I read about major mask and glove shortages, and also read that the shortages are due to so many patients coming into hospitals that workers are quickly depleting their supplies. Then, I learned that the reason the U.S. is short on masks and gloves is because we used to get our supplies from Wuhan China, but several months ago, the president put a halt on such orders, (a logical decision under the circumstances at that time) so we (i.e. U.S.) lost our main supplier of masks and gloves. That’s an entirely different reason for the shortage than other reports claiming it was caused by massive numbers of patients being treated in U.S. hospitals. Which is it? (Maybe, it’s both?)
Let’s stay united
It’ll likely be quite some time before we all return to life as usual in the United States. Perhaps, even more concerning than whether a particular news bit is fake or real, is the divisiveness I see beginning to stir throughout the country. Mothers dissing other mothers for letting kids play outside. Parents yanking their children away from passersby in grocery store aisles who happen to be of Asian descent. U.S. citizens calling other U.S. citizens radical, irrational or stupid just because the latter happens to disagree with an opinion of the former.

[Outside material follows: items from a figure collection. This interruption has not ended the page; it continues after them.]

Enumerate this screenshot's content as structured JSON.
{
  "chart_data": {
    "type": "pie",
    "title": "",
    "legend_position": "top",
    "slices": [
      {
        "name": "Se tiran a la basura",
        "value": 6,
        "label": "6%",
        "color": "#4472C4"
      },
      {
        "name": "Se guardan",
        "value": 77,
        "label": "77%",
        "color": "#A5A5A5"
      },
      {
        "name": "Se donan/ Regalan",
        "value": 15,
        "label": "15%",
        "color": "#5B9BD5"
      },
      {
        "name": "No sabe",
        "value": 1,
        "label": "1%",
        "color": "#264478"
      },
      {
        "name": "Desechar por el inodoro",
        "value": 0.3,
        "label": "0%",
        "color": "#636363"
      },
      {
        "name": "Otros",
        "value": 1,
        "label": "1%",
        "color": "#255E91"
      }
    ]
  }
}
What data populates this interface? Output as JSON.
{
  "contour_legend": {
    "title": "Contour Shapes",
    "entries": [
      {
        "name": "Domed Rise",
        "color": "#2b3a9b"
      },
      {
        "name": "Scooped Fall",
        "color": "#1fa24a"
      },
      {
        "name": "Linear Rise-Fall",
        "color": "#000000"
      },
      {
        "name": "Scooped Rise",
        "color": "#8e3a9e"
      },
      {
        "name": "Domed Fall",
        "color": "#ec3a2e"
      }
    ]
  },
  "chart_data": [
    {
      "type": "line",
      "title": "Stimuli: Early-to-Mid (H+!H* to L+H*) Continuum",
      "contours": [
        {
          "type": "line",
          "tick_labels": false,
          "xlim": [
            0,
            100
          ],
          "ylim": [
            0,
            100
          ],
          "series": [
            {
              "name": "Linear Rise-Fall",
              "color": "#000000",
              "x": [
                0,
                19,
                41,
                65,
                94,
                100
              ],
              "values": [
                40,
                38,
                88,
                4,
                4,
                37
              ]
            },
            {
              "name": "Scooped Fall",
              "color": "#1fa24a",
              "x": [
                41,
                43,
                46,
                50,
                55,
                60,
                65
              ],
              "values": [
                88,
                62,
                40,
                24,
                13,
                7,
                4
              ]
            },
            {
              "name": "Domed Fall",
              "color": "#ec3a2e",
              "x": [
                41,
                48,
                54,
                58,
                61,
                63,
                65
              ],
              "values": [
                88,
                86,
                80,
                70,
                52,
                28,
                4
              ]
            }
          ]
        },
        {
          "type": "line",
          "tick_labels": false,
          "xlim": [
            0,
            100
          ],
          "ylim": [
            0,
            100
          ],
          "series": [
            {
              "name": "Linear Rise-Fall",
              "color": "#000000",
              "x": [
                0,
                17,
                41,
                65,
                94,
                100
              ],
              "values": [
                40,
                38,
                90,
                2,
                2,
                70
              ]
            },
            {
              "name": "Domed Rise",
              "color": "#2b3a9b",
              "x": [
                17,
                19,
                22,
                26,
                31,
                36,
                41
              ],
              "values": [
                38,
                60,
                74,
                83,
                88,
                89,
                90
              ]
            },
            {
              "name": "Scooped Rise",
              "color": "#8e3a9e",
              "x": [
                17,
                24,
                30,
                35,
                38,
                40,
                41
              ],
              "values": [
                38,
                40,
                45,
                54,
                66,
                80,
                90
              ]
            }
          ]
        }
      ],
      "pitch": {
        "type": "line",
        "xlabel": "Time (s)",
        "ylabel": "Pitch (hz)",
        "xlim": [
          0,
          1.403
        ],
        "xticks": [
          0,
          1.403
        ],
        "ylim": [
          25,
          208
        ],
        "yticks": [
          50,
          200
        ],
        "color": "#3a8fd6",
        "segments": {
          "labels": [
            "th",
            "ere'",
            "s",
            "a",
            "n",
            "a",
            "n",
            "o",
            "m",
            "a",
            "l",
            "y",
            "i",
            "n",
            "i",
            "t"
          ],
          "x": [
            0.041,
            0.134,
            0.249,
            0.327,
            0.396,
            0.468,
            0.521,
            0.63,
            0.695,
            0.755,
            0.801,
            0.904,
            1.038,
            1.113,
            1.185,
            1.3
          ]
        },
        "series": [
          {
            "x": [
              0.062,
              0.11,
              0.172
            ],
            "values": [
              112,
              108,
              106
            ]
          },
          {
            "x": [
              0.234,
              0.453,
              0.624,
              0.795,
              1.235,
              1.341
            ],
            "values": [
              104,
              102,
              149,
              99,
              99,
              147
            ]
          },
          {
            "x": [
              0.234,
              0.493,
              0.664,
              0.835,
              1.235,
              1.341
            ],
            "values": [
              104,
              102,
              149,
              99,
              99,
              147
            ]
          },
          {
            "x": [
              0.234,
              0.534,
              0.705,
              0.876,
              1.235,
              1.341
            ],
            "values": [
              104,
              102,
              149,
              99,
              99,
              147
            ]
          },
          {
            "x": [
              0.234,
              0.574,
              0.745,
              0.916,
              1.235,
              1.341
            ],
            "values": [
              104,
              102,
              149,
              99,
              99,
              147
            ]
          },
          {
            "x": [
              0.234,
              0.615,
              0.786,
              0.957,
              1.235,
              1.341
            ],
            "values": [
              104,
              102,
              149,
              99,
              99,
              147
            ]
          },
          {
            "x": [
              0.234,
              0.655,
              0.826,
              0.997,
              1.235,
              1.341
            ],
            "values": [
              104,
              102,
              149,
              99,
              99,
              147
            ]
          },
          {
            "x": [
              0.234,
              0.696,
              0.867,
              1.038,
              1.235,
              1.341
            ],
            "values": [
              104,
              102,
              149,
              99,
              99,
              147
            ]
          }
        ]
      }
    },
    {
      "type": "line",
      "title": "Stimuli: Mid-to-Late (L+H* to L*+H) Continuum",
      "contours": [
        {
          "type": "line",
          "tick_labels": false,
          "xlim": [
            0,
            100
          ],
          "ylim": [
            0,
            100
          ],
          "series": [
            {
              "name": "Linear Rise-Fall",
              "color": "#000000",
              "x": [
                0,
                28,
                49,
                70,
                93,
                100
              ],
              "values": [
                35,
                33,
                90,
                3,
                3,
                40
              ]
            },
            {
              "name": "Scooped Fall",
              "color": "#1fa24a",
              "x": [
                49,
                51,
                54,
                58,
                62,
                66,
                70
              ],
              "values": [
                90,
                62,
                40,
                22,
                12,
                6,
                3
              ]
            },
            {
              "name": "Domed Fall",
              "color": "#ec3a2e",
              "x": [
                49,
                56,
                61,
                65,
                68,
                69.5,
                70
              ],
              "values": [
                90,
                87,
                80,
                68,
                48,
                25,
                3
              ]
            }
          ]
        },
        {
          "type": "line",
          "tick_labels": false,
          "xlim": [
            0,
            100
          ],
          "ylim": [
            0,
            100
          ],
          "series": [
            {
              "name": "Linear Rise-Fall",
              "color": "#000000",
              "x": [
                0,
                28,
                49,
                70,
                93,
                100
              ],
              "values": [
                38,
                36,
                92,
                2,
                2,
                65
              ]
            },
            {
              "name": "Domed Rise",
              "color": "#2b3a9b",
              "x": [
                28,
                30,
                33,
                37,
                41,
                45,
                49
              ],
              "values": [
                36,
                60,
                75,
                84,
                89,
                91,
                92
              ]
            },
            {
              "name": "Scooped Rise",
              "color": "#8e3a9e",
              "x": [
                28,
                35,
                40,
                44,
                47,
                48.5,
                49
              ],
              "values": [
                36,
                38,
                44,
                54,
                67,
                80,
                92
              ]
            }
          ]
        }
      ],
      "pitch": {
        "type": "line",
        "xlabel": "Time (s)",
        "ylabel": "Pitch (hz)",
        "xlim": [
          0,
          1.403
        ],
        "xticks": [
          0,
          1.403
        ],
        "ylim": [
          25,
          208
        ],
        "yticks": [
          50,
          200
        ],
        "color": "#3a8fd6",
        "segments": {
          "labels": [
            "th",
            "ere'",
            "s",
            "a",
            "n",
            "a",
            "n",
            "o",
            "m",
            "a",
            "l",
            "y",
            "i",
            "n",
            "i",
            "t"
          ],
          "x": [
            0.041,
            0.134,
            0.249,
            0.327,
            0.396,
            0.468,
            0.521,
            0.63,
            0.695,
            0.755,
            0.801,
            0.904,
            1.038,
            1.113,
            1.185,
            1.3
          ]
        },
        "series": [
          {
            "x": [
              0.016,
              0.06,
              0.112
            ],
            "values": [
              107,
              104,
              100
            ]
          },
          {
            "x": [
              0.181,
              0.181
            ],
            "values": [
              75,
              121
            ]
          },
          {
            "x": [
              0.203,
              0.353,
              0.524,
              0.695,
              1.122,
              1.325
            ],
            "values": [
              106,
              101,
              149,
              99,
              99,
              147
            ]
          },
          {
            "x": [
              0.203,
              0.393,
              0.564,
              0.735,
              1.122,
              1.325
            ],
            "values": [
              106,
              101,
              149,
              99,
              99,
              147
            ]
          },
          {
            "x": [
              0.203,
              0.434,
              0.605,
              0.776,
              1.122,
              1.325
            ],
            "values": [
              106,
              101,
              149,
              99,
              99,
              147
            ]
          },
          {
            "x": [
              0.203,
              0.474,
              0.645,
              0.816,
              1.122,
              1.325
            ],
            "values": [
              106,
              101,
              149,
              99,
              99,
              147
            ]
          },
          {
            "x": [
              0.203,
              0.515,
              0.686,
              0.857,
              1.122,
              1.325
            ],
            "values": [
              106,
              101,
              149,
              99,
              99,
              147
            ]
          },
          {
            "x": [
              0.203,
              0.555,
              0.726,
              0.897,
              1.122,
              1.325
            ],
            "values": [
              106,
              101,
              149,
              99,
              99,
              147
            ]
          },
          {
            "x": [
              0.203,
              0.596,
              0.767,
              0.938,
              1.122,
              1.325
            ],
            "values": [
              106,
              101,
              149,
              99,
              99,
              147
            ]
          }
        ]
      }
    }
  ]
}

Let’s not let this crisis divide us as a nation. We may never have 100% certainty what is fake news versus real news, but we all have to continue living in community. Americans are known for their resilience, and for banning together in times of trouble as one nation under God, indivisible, with liberty and justice for all! As we move forward, let’s try to encourage, inspire, pray for and support each other, and carefully form our opinions, choices and decisions by staying as well-informed as we can, even if it’s tough to figure out fact from fiction.